Their administrative challenges can be substantially simplified using kustomize. Keep in mind that you currently possess a filesystem containing your Kubernetes configuration settings and customization.yml file.


── configmap.yml

── deployment.yml

── kustomization.yml

── service.yml

The file would define the overlay’s basis, and the patching technique kubernetes will employ. To refresh the CongiMap and deploy resources, you can use a strategic-merge-stype fix in this case.

The file should be saved and closed.

At last, under the, create a new deployment.yml and configmap.yml files.

Now you are ready to use your base setup to deploy. Uninstall the current resource immediately. Deploy the kubernetes basic setup. Make sure that deployment is in proper condition.

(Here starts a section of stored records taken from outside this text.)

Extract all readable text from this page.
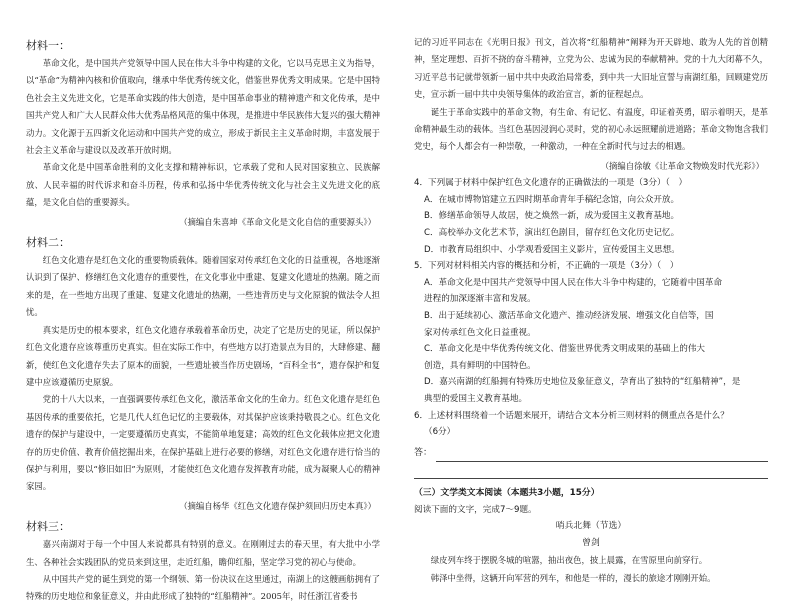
材料一：

革命文化，是中国共产党领导中国人民在伟大斗争中构建的文化，它以马克思主义为指导，以“革命”为精神內核和价值取向，继承中华优秀传统文化，借鉴世界优秀文明成果。它是中国特色社会主义先进文化，它是革命实践的伟大创造，是中国革命事业的精神遗产和文化传承，是中国共产党人和广大人民群众伟大优秀品格风范的集中体现，是推进中华民族伟大复兴的强大精神动力。文化源于五四新文化运动和中国共产党的成立，形成于新民主主义革命时期，丰富发展于社会主义革命与建设以及改革开放时期。

革命文化是中国革命胜利的文化支撑和精神标识，它承载了党和人民对国家独立、民族解放、人民幸福的时代诉求和奋斗历程，传承和弘扬中华优秀传统文化与社会主义先进文化的底蕴，是文化自信的重要源头。

（摘编自朱喜坤《革命文化是文化自信的重要源头》）

材料二：

红色文化遗存是红色文化的重要物质载体。随着国家对传承红色文化的日益重视，各地逐渐认识到了保护、修缮红色文化遗存的重要性，在文化事业中重建、复建文化遗址的热潮。随之而来的是，在一些地方出现了重建、复建文化遗址的热潮，一些违背历史与文化原貌的做法令人担忧。

真实是历史的根本要求，红色文化遗存承载着革命历史，决定了它是历史的见证，所以保护红色文化遗存应该尊重历史真实。但在实际工作中，有些地方以打造景点为目的，大肆修建、翻新，使红色文化遗存失去了原本的面貌，一些遗址被当作历史剧场，“百科全书”，遗存保护和复建中应该遵循历史原貌。

党的十八大以来，一直强调要传承红色文化，激活革命文化的生命力。红色文化遗存是红色基因传承的重要依托，它是几代人红色记忆的主要载体，对其保护应该秉持敬畏之心。红色文化遗存的保护与建设中，一定要遵循历史真实，不能简单地复建；高效的红色文化载体应把文化遗存的历史价值、教育价值挖掘出来，在保护基础上进行必要的修缮，对红色文化遗存进行恰当的保护与利用，要以“修旧如旧”为原则，才能使红色文化遗存发挥教育功能，成为凝聚人心的精神家园。

（摘编自杨华《红色文化遗存保护须回归历史本真》）

材料三：

嘉兴南湖对于每一个中国人来说都具有特别的意义。在刚刚过去的春天里，有大批中小学生、各种社会实践团队的党员来到这里，走近红船，瞻仰红船，坚定学习党的初心与使命。

从中国共产党的诞生到党的第一个纲领、第一份决议在这里通过，南湖上的这艘画舫拥有了特殊的历史地位和象征意义，并由此形成了独特的“红船精神”。2005年，时任浙江省委书

记的习近平同志在《光明日报》刊文，首次将“红船精神”阐释为开天辟地、敢为人先的首创精神，坚定理想、百折不挠的奋斗精神，立党为公、忠诚为民的奉献精神。党的十九大闭幕不久，习近平总书记就带领新一届中共中央政治局常委，到中共一大旧址宣誓与南湖红船，回顾建党历史，宣示新一届中共中央领导集体的政治宣言，新的征程起点。

诞生于革命实践中的革命文物，有生命、有记忆、有温度，印证着英勇，昭示着明天，是革命精神最生动的载体。当红色基因浸润心灵时，党的初心永远照耀前进道路；革命文物饱含我们党史，每个人都会有一种崇敬，一种激动，一种在全新时代与过去的相遇。

（摘编自徐敏《让革命文物焕发时代光彩》）

4．下列属于材料中保护红色文化遗存的正确做法的一项是（3分）（　）

A．在城市博物馆建立五四时期革命青年手稿纪念馆，向公众开放。

B．修缮革命领导人故居，使之焕然一新，成为爱国主义教育基地。

C．高校举办文化艺术节，演出红色剧目，留存红色文化历史记忆。

D．市教育局组织中、小学观看爱国主义影片，宣传爱国主义思想。

5．下列对材料相关内容的概括和分析，不正确的一项是（3分）（　）

A．革命文化是中国共产党领导中国人民在伟大斗争中构建的，它随着中国革命
进程的加深逐渐丰富和发展。

B．出于延续初心、激活革命文化遗产、推动经济发展、增强文化自信等，国
家对传承红色文化日益重视。

C．革命文化是中华优秀传统文化、借鉴世界优秀文明成果的基础上的伟大
创造，具有鲜明的中国特色。

D．嘉兴南湖的红船拥有特殊历史地位及象征意义，孕育出了独特的“红船精神”，是
典型的爱国主义教育基地。

6．上述材料围绕着一个话题来展开，请结合文本分析三则材料的侧重点各是什么？

（6分）

答：

（三）文学类文本阅读（本题共3小题，15分）

阅读下面的文字，完成7～9题。

哨兵北舞（节选）

曾剑

绿皮列车终于摆脱冬城的喧嚣，抽出夜色，披上晨露，在雪原里向前穿行。

韩泽中坐得，这辆开向军营的列车，和他是一样的，漫长的旅途才刚刚开始。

Just one EXTERNAL-IP of the service, you will find the anticipated base setup, with the development versions showing. Now, you have to put the production setup into action. Examine your deployment once again. Just EXTERNAL-IP of the service, you will get the expected production setup, with the production model displayed.

In the production arrangement, you will see three Pods rather than one. Tool, you can check the deployment resources to see if the less visible modifications have gone into effect.

To see the production edition of your website, go to your external-ip in a browser. Kustomize is increasingly being used to control application variance. Returning to one of your initial issues, if you now wish to update the Nginx image edition, all you have to do is alter deployment.yml in the foundation, and all your layers that utilize that foundation will also receive the update via Kustomize. This streamlines your development process, enhances readability, and lowers the risk of mistakes.

What are the advantages of adopting kustomize?

Now you must have ensured about every detail of kustomize’s main advantages, that incorporates;

1. Declarative template

Kubernetes and Kustomize both employ a declarative method to system configuration.

2. Consolidation of codebases which is easy to follow

Monitoring and administration are simplified by applying chosen patches via a centralized file that may be stored under version controls.

3. Using kubectl for integration

There have been no new dependencies or prerequisites to bother about because Kustomize is already included in the basic Kubernetes toolset.


In a nutshell, with the above given steps, you must have created a web app or deployed that to kubernetes. Afterward, you utilize kustomize to make managing your application’s setup for various contexts a lot easier. You have created a layer model out of a collection of identical YAML files.

It will definitely assist you to avoid mistakes in manual setups. And will make your work more precise and manageable. Meanwhile, This is only a small part of what kustomize has to offer in Kubernetes.